Facility managers and building service contractors (BSCs) responsible for university dorms, classrooms and other buildings will see an increase in traffic, and cleaning frequency will need to increase to keep these facilities clean and safe for students.
High-traffic floors and carpets will require regular vacuuming and upkeep, and restrooms and common areas will need daily disinfection and touch-point cleaning.
While the organization of a janitorial or environmental services department likely will be the key to a university’s cleaning success, proper employee and worker training can be just as important.
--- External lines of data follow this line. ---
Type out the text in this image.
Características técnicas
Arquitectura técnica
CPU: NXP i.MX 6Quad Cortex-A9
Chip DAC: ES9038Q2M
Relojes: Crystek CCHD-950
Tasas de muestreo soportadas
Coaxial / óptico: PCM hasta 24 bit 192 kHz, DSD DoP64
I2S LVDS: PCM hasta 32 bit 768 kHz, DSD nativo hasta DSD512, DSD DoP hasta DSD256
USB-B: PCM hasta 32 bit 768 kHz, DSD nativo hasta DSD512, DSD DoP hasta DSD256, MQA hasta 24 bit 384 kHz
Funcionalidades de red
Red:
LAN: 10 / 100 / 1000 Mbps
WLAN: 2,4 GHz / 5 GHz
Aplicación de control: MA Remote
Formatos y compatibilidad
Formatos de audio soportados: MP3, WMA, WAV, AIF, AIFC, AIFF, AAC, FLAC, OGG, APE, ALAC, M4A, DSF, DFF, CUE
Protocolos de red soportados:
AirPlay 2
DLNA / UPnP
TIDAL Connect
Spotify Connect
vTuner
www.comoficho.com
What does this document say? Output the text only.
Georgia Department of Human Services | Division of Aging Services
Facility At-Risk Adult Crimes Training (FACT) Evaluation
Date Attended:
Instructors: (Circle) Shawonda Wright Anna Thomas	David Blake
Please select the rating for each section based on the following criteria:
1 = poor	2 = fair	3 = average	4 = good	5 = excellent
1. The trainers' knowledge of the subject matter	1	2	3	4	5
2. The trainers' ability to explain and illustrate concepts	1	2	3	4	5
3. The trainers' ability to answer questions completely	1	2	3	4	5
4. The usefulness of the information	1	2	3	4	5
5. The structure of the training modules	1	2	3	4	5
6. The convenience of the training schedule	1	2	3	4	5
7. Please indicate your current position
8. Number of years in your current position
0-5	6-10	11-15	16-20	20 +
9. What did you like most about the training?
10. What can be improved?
Trained employees who follow the correct steps to complete a cleaning job properly are the foundation of all success in the JanSan industry.
Training Yesterday
Previously, managers used high turnover rates as an excuse to not train their employees; since employees frequently started then disappeared, managers said, training did not provide a good return on investment.
For BSCs, the fear was that trained employees would eventually start their own operation and turn into competition.
“I think that they are false beliefs, personally,” states William Griffin, president of Cleaning Consultant Services Inc. and a noted industry trainer. “I think that when people are involved in training and they have a goal in mind to get a different opportunity or to learn more … then they do a better job while they’re there.”
And even when training was offered to employees, it often lacked a hands-on component.
In the past — and sometimes still today — employee training was made up only of a slide presentation or a video, Griffin notes.
The worst case training scenario has been a manager or BSC handing a new employee a set of keys and saying, “Good luck.”
Training Today
Today, training has evolved, and the newest trend is a blended approach that mixes classroom learning with hands-on cleaning tasks, Griffin says.
Hands-on training allows employees to learn by doing rather than just sitting on a chair and listening.
Another offering is mobile training where workers learn by performing tasks on the actual jobsite, Griffin notes.
Griffin attends a number of training conferences every year, and he says the continued development of mobile training shows a possible future where classroom training is not needed at all.
This “no classroom” concept means that training would not be a central event, but it would instead become an everyday component of operating a business or leading a team of workers, according to Griffin.
Frequent Follow-up
Follow-up with employees in the field after training has also proven important.
Workers should be asked what the training covered, and they should be required to apply or use what they learned during the presentation or hands-on session.
Griffin says the follow-up process should be repeated three times after a training session: two days, two weeks and two months later.
While the benefits of proper training can be hard to validate specifically, Griffin states that training will improve:
- Turnover rates
- The cost of industrial insurance
- Production rates
- Quality inspections.
In addition, workers’ compensation insurance rates can decrease due to fewer workplace accidents and injuries.
Moving forward, universities should be excited to provide up-to-date training to their cleaning employees.
“I think you can look at production rates and quality assessment inspection rates as well and put some numbers with those to validate that the training you’re doing is making a difference,” Griffin concludes. “It’s a really exciting time in the cleaning industry, and I think that training plays a key role in our success.”